Comparison with excess female mortality
The pandemic has been an important accelerator for the use of these techniques. "In particular, it has made it possible to refine the methods to establish what a normal mortality scenario is," explains Ilya Kashnitsky. It is not easy to determine what a "normal" number of deaths related to accidents, suicides or crimes can be. The multiplication of studies on this subject during the health crisis has made it possible to acquire a more solid basis for getting an idea of "mortality in normal times".
But in the case of the war in Ukraine, Covid-19 was mostly an obstacle. "At the beginning of 2022, the virus was still circulating in Russia, and we had to find a way to separate war-related deaths from those that can be attributed to Covid-19," Kobak said.
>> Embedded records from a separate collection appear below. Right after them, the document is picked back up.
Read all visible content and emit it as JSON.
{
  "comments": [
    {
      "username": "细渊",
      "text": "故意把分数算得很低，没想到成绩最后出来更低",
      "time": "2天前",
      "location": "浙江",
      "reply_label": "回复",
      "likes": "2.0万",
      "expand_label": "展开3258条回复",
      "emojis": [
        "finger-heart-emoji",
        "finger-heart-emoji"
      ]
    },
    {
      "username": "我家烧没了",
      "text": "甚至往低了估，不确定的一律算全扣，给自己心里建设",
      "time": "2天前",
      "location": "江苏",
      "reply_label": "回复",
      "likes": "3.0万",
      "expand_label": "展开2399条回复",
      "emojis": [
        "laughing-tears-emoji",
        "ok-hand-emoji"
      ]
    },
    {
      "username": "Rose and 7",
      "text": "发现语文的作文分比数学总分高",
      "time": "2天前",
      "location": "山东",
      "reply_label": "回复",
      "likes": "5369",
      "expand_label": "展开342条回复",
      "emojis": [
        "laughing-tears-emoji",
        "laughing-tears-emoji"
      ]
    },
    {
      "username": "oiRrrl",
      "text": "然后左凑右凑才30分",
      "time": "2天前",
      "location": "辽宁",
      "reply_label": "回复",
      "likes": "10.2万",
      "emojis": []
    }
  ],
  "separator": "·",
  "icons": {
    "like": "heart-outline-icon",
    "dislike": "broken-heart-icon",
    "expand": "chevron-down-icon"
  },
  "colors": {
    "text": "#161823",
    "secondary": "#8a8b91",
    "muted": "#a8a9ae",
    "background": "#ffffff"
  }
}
So they turned to women. By observing excess female mortality in early 2022 and assuming that the virus killed as many women as men, they were able to deduce the additional deaths in the male population. This excess corresponded to the victims of the war, Meduza and Mediazona concluded.
"Of course, it is possible that because of the war there has been an increase in the number of suicides or violent deaths among men of fighting age," Kashnitsky said. But the expert believes that their number could not have been large enough to distort the conclusions of this investigation.
Especially since Dmitri Kobak was able to obtain official data that confirm, indirectly, the conclusions drawn from the analysis of inheritance files. He was able to analyze death registers in Russia between 2016 and 2022, by sex and age group. Here again, he was able to assess the excess mortality of men under 50 compared to women in 2022, which gave an idea of the number of victims of the war between February and December 2022.
Its conclusions – about 24,000 Russian soldiers killed – corresponded to the figures obtained through the analysis of the excess number of legacy files for 2022 (about 25,000).
The big unknown concerns the first half of 2023, since there is not yet an official register of deaths for this year. This leads to more difficult estimates. "Since not every deceased person necessarily gives rise to an inheritance file and not all cases of inheritance are war-related, corrections must be made," says Dmitry Kobak. It is difficult, especially without the official registry to compare. And that's why, ultimately, they expect a total death toll of between 40,000 and 55,000 dead," he concludes. A figure that is no less impressive since it means that since January 2023, there would already be, at least, 15,000 Russian soldiers killed in combat.